Le modèle économique du retail doit être réinventé
Ces dernières années, les difficultés se multiplient dans le commerce français. Mais cela ne relève pas d'une simple conjoncture défavorable : le modèle du retail doit être repensé.
Plan de restructuration pour Castorama ou le Groupe Casino, fermeture de plusieurs magasins pour Fnac-Darty ou Leroy Merlin… Ces dernières années, les difficultés se multiplient dans le commerce français. Mais ces annonces ne relèvent pas d’une simple conjoncture défavorable. Elles révèlent une réalité plus profonde : le retail ne traverse pas une crise, il arrive à la fin d’un cycle.
Pendant des décennies, la croissance a reposé sur une même logique : vendre toujours plus de produits pour générer toujours plus de chiffre d’affaires. Cette équation ne fonctionne plus. Continuer à miser sur les volumes relève aujourd’hui du déni économique.
Du volume à la valeur : une rupture inévitable
Une question s’impose : ce développement peut-il encore reposer uniquement sur la vente d’un nombre toujours croissant de produits ? La réponse est probablement non.
Pendant longtemps, la valeur s’est concentrée au moment de l’achat. Or cette vision est dépassée. Vendre davantage n’est plus nécessairement un signe de performance. La valeur ne se situe plus uniquement dans l’acte de vente, mais dans la capacité à prolonger, organiser et valoriser l’usage des produits dans le temps.

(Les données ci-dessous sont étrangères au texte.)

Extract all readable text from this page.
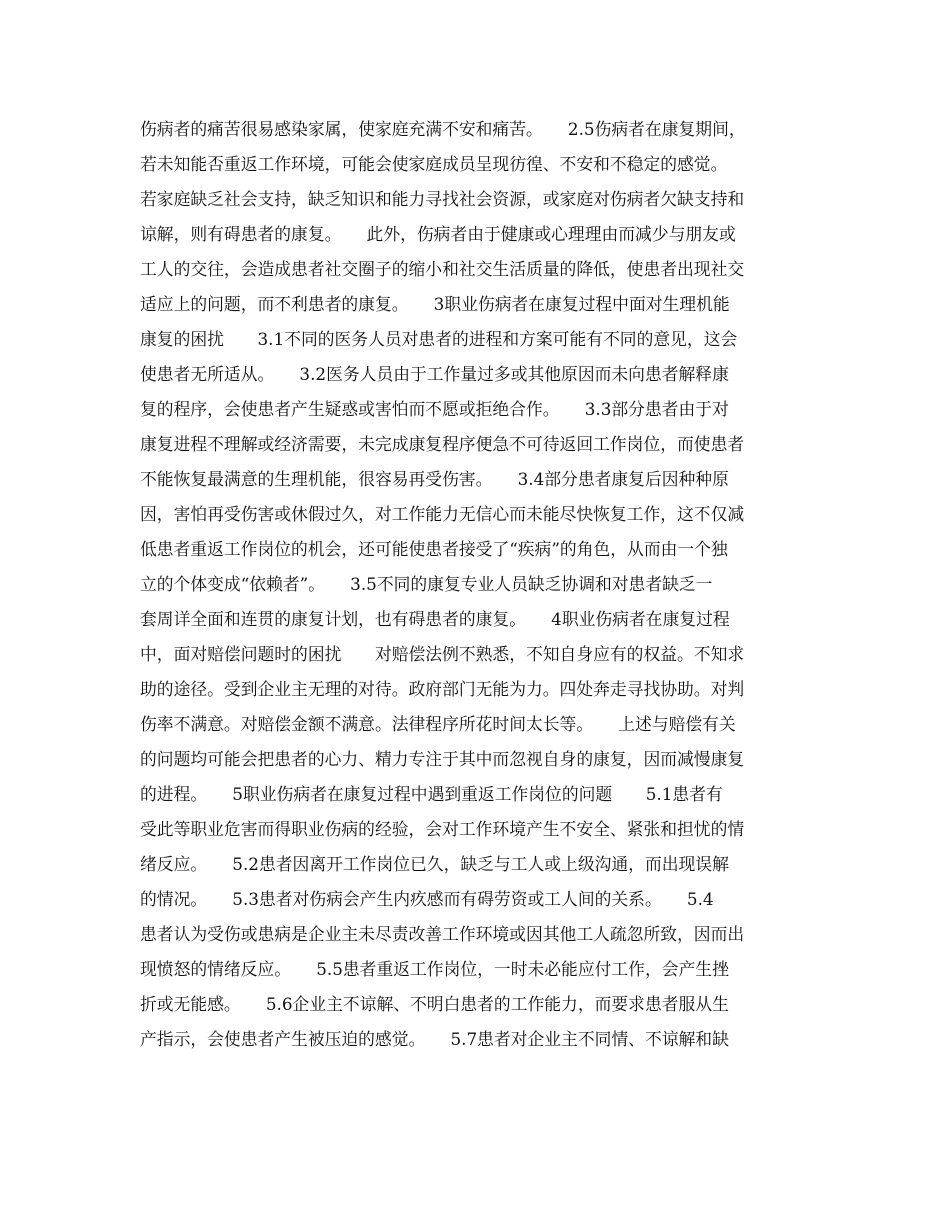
伤病者的痛苦很易感染家属，使家庭充满不安和痛苦。　　2.5伤病者在康复期间，
若未知能否重返工作环境，可能会使家庭成员呈现彷徨、不安和不稳定的感觉。
若家庭缺乏社会支持，缺乏知识和能力寻找社会资源，或家庭对伤病者欠缺支持和
谅解，则有碍患者的康复。　　此外，伤病者由于健康或心理理由而减少与朋友或
工人的交往，会造成患者社交圈子的缩小和社交生活质量的降低，使患者出现社交
适应上的问题，而不利患者的康复。　　3职业伤病者在康复过程中面对生理机能
康复的困扰　　3.1不同的医务人员对患者的进程和方案可能有不同的意见，这会
使患者无所适从。　　3.2医务人员由于工作量过多或其他原因而未向患者解释康
复的程序，会使患者产生疑惑或害怕而不愿或拒绝合作。　　3.3部分患者由于对
康复进程不理解或经济需要，未完成康复程序便急不可待返回工作岗位，而使患者
不能恢复最满意的生理机能，很容易再受伤害。　　3.4部分患者康复后因种种原
因，害怕再受伤害或休假过久，对工作能力无信心而未能尽快恢复工作，这不仅减
低患者重返工作岗位的机会，还可能使患者接受了“疾病”的角色，从而由一个独
立的个体变成“依赖者”。　　3.5不同的康复专业人员缺乏协调和对患者缺乏一
套周详全面和连贯的康复计划，也有碍患者的康复。　　4职业伤病者在康复过程
中，面对赔偿问题时的困扰　　对赔偿法例不熟悉，不知自身应有的权益。不知求
助的途径。受到企业主无理的对待。政府部门无能为力。四处奔走寻找协助。对判
伤率不满意。对赔偿金额不满意。法律程序所花时间太长等。　　上述与赔偿有关
的问题均可能会把患者的心力、精力专注于其中而忽视自身的康复，因而减慢康复
的进程。　　5职业伤病者在康复过程中遇到重返工作岗位的问题　　5.1患者有
受此等职业危害而得职业伤病的经验，会对工作环境产生不安全、紧张和担忧的情
绪反应。　　5.2患者因离开工作岗位已久，缺乏与工人或上级沟通，而出现误解
的情况。　　5.3患者对伤病会产生内疚感而有碍劳资或工人间的关系。　　5.4
患者认为受伤或患病是企业主未尽责改善工作环境或因其他工人疏忽所致，因而出
现愤怒的情绪反应。　　5.5患者重返工作岗位，一时未必能应付工作，会产生挫
折或无能感。　　5.6企业主不谅解、不明白患者的工作能力，而要求患者服从生
产指示，会使患者产生被压迫的感觉。　　5.7患者对企业主不同情、不谅解和缺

Un modèle fondé sur le sous-usage n’est plus viable
Cette évolution répond à une réalité simple : de nombreux biens restent largement sous-utilisés. Une tondeuse à gazon, par exemple, ne serait utilisée que quelques heures par an.
Sa fabrication mobilise pourtant des ressources importantes. Ce déséquilibre n’est pas marginal, il est systémique. Il révèle une limite structurelle du modèle actuel. Dans ce contexte, continuer à produire et remplacer revient à construire de la croissance sur une inefficacité intrinsèque.
Quand la qualité devient le moteur de la rentabilité
Dans un modèle traditionnel, les produits à bas coût sont les plus recherchés, mais rapportent peu de marge. Dans un modèle fondé sur l’usage, la logique s’inverse.
Le low-cost devient une impasse économique : durée de vie courte, faible rentabilité, renouvellement permanent. À l'inverse, des produits durables, réparables et qualitatifs peuvent être loués, entretenus et remis en circulation, générant plusieurs cycles de revenus.
La durabilité cesse alors d’être seulement un objectif environnemental. Elle devient un levier direct de performance économique.
Une transformation déjà à l’œuvre… ailleurs
Le secteur automobile illustre bien cette évolution. La location longue durée et le leasing ont progressivement transformé le véhicule en service. Les modèles économiques se structurent désormais autour de l’usage dans ses différentes formes et de la gestion dans le temps.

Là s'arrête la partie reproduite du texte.